今回のお題はジョン・フォード監督『リバティ・バランスを射った男』(62)。
初めてこの映画を見たのは、中学生の頃(1975.11.6.木曜洋画劇場)。ジョン・ウェイン、ジェームズ・スチュワートというタイプの違う横綱同士の共演、ベラ・マイルズの美しさ、リー・マービン、ウッディ・ストロード、エドモンド・オブライエン、アンジー・ディバイン、ストロザー・マーティン、リー・バン・クリーフ、ジャネット・ノーランといった魅力的な脇役たち、そして「西部では伝説が真実になる」というラストのセリフ、どでかいステーキなどに感心しながらも、同時に、西部時代の黄昏を描いた悲しくて寂しい映画だなあと思ったものだった。
で、長年心に引っかかっていたことの一つが、ランス・ストッダート(ステュワート)は、妻となったハリー(マイルズ)に、果たして“真実”を話していたのかということだった。
今回、見直してみて、その謎が解けた。ランスが新聞記者に真実を告白する前に、ハリーの方を一べつすると、ハリーがわずかにうなづくシーンがあったからだ。つまり、彼らは秘密を共有しながら生きてきたということ。
もう一つは、ハリーは夫となったランスよりも、亡くなったトム・ドニファン(ウェイン)の方を愛していたのでは、ということだった。フォードは、ピーター・ボグダノビッチに「そのつもりで描いた」と語っているし、今回の男性メンバーも、自分も含めて皆そう思っていたのだが、妻ともう一人の女性メンバーは「夫の方を愛しているに違いない」と言っていた。このあたり、男女で受け取り方が違うのか、と思って興味深かった。

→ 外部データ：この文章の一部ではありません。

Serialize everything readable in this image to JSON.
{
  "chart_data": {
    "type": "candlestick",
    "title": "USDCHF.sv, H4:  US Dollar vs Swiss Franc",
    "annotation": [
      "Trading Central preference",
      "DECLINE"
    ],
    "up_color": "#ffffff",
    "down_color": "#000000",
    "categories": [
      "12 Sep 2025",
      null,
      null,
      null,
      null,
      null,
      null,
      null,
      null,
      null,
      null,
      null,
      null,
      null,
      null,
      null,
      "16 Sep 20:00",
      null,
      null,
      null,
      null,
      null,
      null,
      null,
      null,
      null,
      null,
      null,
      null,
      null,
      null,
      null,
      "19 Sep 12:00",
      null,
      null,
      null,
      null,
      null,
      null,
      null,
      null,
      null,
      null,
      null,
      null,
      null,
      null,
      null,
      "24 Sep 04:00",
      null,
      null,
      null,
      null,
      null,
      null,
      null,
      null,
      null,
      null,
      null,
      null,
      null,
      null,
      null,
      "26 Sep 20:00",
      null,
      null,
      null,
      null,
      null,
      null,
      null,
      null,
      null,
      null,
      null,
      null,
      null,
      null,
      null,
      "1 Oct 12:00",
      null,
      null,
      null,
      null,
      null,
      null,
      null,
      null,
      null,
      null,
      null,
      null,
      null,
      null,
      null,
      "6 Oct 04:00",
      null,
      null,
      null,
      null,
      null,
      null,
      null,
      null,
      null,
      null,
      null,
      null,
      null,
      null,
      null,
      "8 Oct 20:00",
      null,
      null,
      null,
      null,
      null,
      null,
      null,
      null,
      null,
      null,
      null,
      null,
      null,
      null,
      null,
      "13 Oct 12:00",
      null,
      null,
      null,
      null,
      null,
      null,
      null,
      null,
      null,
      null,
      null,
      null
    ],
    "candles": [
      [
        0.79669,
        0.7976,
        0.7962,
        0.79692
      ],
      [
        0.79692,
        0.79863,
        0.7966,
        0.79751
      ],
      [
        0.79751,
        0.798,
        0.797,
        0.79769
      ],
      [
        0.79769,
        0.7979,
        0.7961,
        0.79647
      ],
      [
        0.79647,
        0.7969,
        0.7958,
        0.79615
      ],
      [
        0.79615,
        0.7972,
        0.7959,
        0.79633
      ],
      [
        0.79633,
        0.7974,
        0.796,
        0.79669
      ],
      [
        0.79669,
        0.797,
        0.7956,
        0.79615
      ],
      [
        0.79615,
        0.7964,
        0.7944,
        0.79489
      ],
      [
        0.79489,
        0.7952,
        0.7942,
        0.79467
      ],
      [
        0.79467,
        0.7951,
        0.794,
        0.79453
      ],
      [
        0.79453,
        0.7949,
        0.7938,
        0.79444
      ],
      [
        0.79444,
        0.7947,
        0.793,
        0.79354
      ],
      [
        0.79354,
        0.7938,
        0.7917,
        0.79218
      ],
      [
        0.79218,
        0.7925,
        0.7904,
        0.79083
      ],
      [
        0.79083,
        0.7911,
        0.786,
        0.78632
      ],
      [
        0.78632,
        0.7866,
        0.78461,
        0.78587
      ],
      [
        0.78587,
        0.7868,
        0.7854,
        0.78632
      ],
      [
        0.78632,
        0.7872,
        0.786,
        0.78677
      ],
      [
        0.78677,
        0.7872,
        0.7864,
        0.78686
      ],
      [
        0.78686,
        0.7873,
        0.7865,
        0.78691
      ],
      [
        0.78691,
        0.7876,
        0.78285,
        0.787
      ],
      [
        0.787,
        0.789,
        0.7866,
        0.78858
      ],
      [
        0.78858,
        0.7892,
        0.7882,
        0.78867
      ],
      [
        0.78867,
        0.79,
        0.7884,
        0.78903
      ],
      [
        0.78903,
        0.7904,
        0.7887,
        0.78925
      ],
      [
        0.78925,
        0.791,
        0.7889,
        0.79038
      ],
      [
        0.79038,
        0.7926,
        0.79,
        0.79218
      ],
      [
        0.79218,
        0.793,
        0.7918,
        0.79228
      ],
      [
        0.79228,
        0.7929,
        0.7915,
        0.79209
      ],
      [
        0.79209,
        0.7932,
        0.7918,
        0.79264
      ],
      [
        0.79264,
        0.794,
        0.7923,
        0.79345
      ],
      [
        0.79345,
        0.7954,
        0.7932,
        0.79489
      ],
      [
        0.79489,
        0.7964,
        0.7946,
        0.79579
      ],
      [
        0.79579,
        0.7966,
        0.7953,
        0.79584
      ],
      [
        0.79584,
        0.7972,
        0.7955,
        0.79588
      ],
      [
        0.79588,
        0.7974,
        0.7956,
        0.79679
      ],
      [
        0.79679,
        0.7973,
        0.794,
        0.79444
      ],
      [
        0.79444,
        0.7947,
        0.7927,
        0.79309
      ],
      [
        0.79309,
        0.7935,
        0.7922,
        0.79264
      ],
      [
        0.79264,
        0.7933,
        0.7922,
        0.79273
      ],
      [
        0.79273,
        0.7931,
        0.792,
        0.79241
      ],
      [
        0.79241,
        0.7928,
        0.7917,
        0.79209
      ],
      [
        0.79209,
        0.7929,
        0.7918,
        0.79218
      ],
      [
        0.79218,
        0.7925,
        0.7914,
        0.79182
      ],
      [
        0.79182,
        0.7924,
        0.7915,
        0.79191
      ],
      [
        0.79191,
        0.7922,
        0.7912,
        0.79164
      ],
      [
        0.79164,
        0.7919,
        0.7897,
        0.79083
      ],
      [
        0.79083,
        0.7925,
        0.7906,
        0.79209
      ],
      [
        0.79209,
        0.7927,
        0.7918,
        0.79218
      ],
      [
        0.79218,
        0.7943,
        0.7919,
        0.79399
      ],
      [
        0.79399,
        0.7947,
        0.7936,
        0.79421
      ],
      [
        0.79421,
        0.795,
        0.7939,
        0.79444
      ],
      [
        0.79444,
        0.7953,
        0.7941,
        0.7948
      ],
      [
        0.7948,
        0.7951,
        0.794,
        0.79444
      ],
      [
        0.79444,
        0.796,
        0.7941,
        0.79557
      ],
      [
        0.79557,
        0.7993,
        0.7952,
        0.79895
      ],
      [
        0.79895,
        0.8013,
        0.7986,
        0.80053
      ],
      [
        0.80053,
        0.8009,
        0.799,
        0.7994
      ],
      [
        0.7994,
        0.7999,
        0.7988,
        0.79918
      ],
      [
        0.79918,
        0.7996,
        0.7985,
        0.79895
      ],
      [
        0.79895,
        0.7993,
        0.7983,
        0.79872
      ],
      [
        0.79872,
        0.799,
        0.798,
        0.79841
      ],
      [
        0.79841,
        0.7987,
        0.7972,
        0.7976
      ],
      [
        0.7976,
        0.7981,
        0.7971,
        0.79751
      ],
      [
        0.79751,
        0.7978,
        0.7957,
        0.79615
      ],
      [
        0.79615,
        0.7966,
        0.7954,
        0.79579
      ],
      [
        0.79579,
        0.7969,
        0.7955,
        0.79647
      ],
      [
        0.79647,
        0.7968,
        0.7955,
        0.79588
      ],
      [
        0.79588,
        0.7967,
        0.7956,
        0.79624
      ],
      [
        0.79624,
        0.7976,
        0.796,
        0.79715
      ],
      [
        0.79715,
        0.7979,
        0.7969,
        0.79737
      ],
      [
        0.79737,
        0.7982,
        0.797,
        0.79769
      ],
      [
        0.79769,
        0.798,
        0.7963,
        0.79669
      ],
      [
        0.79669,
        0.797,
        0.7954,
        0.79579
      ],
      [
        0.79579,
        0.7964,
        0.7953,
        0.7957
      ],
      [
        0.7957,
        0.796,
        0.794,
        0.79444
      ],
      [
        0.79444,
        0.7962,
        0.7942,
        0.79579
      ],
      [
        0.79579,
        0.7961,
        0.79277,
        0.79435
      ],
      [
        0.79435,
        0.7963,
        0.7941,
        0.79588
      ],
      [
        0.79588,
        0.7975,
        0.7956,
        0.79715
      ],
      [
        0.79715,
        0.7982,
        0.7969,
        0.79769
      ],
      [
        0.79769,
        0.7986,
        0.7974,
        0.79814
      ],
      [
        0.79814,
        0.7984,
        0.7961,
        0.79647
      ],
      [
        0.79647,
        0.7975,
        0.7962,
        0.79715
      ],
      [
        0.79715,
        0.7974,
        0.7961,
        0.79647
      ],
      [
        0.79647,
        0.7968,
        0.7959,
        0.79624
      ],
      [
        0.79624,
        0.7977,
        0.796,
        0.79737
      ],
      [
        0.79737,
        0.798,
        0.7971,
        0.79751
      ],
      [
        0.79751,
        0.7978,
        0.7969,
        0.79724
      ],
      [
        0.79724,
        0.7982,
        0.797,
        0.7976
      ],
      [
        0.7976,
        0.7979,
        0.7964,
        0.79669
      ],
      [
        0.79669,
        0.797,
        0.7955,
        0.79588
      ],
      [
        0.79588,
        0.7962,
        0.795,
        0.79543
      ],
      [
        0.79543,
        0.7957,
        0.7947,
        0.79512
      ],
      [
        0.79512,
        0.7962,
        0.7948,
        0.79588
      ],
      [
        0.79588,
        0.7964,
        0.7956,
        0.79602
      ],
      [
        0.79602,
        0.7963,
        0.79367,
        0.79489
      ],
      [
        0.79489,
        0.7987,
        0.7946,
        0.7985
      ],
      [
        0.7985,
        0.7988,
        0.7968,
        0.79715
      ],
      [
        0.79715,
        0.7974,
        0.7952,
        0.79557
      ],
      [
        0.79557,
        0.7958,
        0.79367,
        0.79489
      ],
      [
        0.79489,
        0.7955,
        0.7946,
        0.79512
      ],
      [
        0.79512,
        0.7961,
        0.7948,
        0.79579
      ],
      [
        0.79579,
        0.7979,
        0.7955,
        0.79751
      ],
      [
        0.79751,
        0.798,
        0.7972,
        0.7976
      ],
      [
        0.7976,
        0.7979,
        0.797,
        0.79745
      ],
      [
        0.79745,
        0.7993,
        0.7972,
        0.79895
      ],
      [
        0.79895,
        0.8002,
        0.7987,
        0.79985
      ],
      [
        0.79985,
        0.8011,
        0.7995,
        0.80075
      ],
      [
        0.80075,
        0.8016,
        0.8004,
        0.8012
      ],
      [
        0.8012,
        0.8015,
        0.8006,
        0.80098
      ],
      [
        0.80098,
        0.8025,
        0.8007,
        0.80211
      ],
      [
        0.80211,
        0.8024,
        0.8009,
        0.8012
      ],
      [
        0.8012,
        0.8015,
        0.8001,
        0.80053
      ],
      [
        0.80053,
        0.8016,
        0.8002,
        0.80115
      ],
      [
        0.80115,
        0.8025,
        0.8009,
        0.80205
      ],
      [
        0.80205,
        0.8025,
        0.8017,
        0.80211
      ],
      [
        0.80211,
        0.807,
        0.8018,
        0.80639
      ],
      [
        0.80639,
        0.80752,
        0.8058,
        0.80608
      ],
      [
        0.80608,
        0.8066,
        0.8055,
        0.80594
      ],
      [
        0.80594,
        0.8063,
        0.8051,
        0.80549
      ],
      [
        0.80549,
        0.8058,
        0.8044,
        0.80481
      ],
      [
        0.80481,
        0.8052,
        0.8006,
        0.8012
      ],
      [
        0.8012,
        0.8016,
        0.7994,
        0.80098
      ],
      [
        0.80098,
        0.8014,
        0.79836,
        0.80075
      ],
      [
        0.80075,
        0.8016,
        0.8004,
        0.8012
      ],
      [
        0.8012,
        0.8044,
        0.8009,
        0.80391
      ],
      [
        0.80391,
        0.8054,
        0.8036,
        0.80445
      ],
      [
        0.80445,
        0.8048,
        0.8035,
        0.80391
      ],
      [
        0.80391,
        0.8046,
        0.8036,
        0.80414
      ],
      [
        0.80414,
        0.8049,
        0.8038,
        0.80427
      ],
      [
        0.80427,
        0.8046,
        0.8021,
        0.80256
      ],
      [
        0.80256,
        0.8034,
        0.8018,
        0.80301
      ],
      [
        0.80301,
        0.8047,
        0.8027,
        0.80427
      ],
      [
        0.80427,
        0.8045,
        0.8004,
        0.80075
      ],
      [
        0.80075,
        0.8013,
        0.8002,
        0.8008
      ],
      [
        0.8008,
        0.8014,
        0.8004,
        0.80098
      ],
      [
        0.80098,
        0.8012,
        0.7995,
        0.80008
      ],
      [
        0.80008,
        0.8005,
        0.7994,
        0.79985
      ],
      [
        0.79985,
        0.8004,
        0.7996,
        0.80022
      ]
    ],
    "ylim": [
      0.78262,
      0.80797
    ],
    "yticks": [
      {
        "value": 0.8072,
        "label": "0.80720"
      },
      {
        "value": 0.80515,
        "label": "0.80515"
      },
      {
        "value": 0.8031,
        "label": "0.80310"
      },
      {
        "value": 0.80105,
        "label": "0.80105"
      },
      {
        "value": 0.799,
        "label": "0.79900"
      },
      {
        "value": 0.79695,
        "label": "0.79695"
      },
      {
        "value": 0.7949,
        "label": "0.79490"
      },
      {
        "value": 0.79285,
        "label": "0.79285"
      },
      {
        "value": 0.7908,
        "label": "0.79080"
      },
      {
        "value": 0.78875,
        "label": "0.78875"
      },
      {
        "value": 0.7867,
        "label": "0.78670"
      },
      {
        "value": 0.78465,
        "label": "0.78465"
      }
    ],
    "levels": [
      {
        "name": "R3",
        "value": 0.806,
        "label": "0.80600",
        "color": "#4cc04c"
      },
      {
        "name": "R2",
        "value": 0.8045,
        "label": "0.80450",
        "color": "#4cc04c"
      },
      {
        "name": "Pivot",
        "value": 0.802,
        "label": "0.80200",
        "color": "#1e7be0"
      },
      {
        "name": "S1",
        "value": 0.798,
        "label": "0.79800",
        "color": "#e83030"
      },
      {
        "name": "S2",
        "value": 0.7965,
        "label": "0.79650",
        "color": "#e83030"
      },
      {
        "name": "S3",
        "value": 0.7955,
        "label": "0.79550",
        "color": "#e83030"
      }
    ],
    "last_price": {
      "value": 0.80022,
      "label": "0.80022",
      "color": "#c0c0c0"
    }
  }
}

また、この映画は製作の開始が遅れ、フォードがやる気を失い、半ば投げやりに撮ったという側面があるらしい。それ故か、雑なところが目に付くのだが、それが逆に、見る者に想像の余地を与え、さまざまな解釈を生む結果になったともいえる。
で、ドニファンがハリーに言う「怒った時の君はきれいだ」というセリフを、今度夫婦げんかの時に使ってみるかなどと思ったが、逆に火に油を注ぐことになるかもしれないし、けんかの際にはそんな余裕はないか。
考えてみれば、ウェインの最後の映画『ラスト・シューティスト』(76)で彼を看取ったのはスチュワートだったんだよなあ。この映画とのつながりを思うと感慨深いものがある。